I probably object more than most to “God Bless America.” Baseball games drag on long enough without the song, which does hamper the between-inning routines of the game. Of course, they could get rid of “Take Me Out to the Ball Game,” which comes right after the patriotic song, but since I go to the park for baseball rituals, I want to hear “Root, root, root for the home team.” (Never, never, never get rid of “Cotton-Eyed Joe,” which plays at a different time in the game. Love it.) Perhaps I would object less if I did not find “God Bless America” so insipid. The best I can say is that it is a step up from the Kars for Kids song, but not much. (Have you ever wondered why the Kars for Kids folks don’t tell us what the money is for?) As a kid, well before I understood its left-wing political implications, I thought “This Land Is Your Land” was a much better song (still do), and I would be happier if at least some of the time, it were to be performed in the seventh inning. (Kudos to the Baltimore Orioles.)

This, of course, is nothing compared to what happens at the Super Bowl. I was only paying partial attention to the run-up to that game as I was preparing dinner for the wife and the daughter (I am a modern guy), but I heard portions of what seemed like a five minute narration by Johnny Cash about the flag, and there was a trio singing, I think, “America the Beautiful,” and then a sprightly version of the national anthem, followed by the flyover when military jets fly in close formation low over the stadium just as the national anthem ends.

I have no idea when the flyover ritual started. I am always amazed by it. How can the timing be so precise? My most memorable flyover was combined with another patriotic display, the flight of Challenger.
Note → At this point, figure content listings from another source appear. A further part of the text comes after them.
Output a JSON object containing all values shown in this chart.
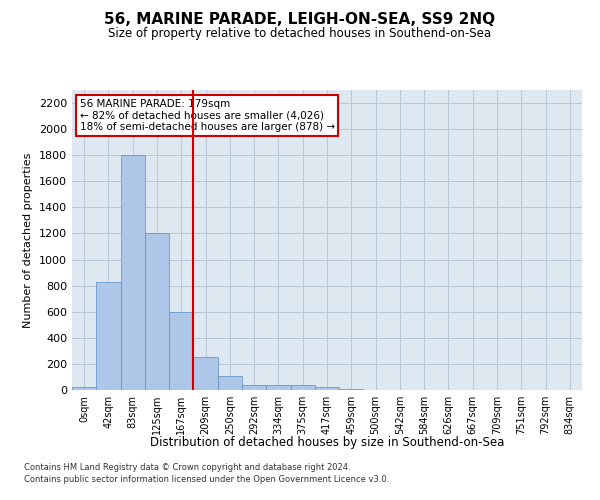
{
  "title": "56, MARINE PARADE, LEIGH-ON-SEA, SS9 2NQ",
  "subtitle": "Size of property relative to detached houses in Southend-on-Sea",
  "xlabel": "Distribution of detached houses by size in Southend-on-Sea",
  "ylabel": "Number of detached properties",
  "footnote1": "Contains HM Land Registry data © Crown copyright and database right 2024.",
  "footnote2": "Contains public sector information licensed under the Open Government Licence v3.0.",
  "bar_labels": [
    "0sqm",
    "42sqm",
    "83sqm",
    "125sqm",
    "167sqm",
    "209sqm",
    "250sqm",
    "292sqm",
    "334sqm",
    "375sqm",
    "417sqm",
    "459sqm",
    "500sqm",
    "542sqm",
    "584sqm",
    "626sqm",
    "667sqm",
    "709sqm",
    "751sqm",
    "792sqm",
    "834sqm"
  ],
  "bar_values": [
    20,
    830,
    1800,
    1200,
    600,
    250,
    110,
    40,
    35,
    35,
    20,
    10,
    3,
    2,
    1,
    1,
    1,
    0,
    0,
    0,
    0
  ],
  "bar_color": "#aec6e8",
  "bar_edge_color": "#5a8fc2",
  "ylim": [
    0,
    2300
  ],
  "yticks": [
    0,
    200,
    400,
    600,
    800,
    1000,
    1200,
    1400,
    1600,
    1800,
    2000,
    2200
  ],
  "vline_x": 4.5,
  "vline_color": "#cc0000",
  "annotation_title": "56 MARINE PARADE: 179sqm",
  "annotation_line1": "← 82% of detached houses are smaller (4,026)",
  "annotation_line2": "18% of semi-detached houses are larger (878) →",
  "background_color": "#ffffff",
  "plot_bg_color": "#dde8f0",
  "grid_color": "#b8c8d8"
}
This Challenger is a bald eagle, and I have seen him in action a number of times at Yankee Stadium. My memory is that the bird was originally released outside the stadium during the national anthem and would fly to the pitcher’s mound or home plate where he would land on his handler’s wrist. As time went on, Challenger would be released from right in front of the center field fence for his flight to the infield. It is magnificent seeing an eagle fly in the wild, and I always found Challenger’s flight nearly as thrilling. The last time I saw him (I say “him,” but I don’t know if the eagle is male or female), however, was different. It was a playoff or World Series game because the rosters of both teams had been announced and were lined up on the first and third baselines. Challenger was flying in from the outfield as the National Anthem was concluding, and then the flyover came. This time the planes flew really low. I was in the fourth row of the upper deck, and my knees buckled a bit from the vibrations. (How do the residents of the Bronx respond to this patriotic display? Many must not know it’s coming, and perhaps think New York City is under attack again.) Challenger was not prepared for this. He had been about to land on his handler’s wrist, but the jets seemed to almost knock him out of the air. It was as if he hit an air pocket, and he dropped like a stone for ten feet. He then seemed disoriented. He flew around the lower deck and returned to the playing field where he had Derek Jeter and other players ducking out of his way. He did not land on his handler. He finally just settled on the infield grass and appeared very sad and discombobulated. His handler had to walk over and collect him.

Is there truly a connection between such patriotic rituals and the sports events that follow? This question brings back a memory of Rocky Graziano, who won and lost the middleweight championship within a year during the heyday of boxing. After retiring he wrote an autobiography, Somebody Up There Likes Me, which appealed to my schoolboy fantasies and was made into a successful movie starring Paul Newman. Later, he did the talk show circuit regularly telling amusing stories in heavy Brooklynese. On one of them he said that he hated “The Star Spangled Banner.” Merv Griffiin or Mike Douglas or whoever looked at him incredulously and said, “Why?” Graziano replied quite logically, “I knew that whenever the national anthem was over, someone was going to try to knock me unconscious.”